Охрана? Какая там охрана! Три калеки с резиновыми дубинками, что не выползают из своих конурок, и только и могут, что пятиклашек гонять! Даже на девятиклассников не лезут, а что уж там я! Взрослые, учителя, повара… да это вообще смешно!

Дети? Ну да, их там много! Больше шести сотен! Могут задавать мясом. Но… это будет эпичный кровавый балет! Вот только не в этой жизни. Не со мной. Ведь с великой силой, приходит и великая ответственность. Понятие ценности жизни, и груз на плечах, за каждую оборванную нить.

Я не могут так взять и всех их убить! За какие-то там слова! Да это же смешно! Впрочем, сказать, что они меня совсем не задевают, тоже не могу. И злюсь от того, что все эти умники, тычущие в меня пальцами, будто чуют угрозу, и держат дистанцию.

Не подходят на расстояние рывка и удара, создают мне коридоры свободного пространства от входа до класса, как для чумного, и уж тем более не — не назначают стрелок! Обидно.

Долбаная пятая парта! — пронзил я световым клинком эту самую парту и… ничего! Так что это реально лишь вымысел, а не проклятье — на него бы мой меч среагировал явно иначе, а не простой обугленной дыркой в… прессованных опилках.

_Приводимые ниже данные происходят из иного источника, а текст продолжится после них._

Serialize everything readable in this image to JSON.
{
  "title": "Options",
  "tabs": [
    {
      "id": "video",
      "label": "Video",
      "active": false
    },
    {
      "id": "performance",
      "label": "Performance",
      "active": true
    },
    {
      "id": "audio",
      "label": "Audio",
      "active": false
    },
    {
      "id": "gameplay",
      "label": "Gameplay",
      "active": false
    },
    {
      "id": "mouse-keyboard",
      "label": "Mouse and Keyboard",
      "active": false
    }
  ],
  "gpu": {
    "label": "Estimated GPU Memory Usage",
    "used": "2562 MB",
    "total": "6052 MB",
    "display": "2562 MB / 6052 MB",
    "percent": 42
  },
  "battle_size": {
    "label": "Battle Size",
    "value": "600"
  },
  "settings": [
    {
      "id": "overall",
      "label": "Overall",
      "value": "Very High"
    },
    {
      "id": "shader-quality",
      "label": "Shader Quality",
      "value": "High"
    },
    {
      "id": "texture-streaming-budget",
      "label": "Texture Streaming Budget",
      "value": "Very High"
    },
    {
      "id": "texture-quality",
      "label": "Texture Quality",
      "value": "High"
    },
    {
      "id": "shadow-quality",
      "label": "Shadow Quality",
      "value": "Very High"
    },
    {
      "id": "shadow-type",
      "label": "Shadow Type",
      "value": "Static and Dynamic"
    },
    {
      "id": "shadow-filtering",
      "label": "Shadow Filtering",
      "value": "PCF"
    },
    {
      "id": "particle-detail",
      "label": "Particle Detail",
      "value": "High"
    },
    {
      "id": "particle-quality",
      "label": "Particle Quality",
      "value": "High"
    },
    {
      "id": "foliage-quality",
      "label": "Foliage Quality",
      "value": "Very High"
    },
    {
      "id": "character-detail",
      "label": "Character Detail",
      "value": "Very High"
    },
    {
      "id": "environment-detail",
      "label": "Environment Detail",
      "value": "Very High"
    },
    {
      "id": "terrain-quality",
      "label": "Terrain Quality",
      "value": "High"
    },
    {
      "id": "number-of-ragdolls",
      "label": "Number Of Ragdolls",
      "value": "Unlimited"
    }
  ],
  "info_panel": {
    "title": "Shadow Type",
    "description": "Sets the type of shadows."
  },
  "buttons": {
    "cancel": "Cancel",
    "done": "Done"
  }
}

— Дети, приготовите двойные листочки. Сегодня будем писать итоговую контрольную работу года.

— Так год еще не закончился!

— А особо умные могут прийти в школу и первого января!

— Гадский клей! Вечно проливается! — обнаружил я у себя в сумке с тетрадями подтекший пузырек с клеем, к счастью, в пакетике, как и завещала учитель труда.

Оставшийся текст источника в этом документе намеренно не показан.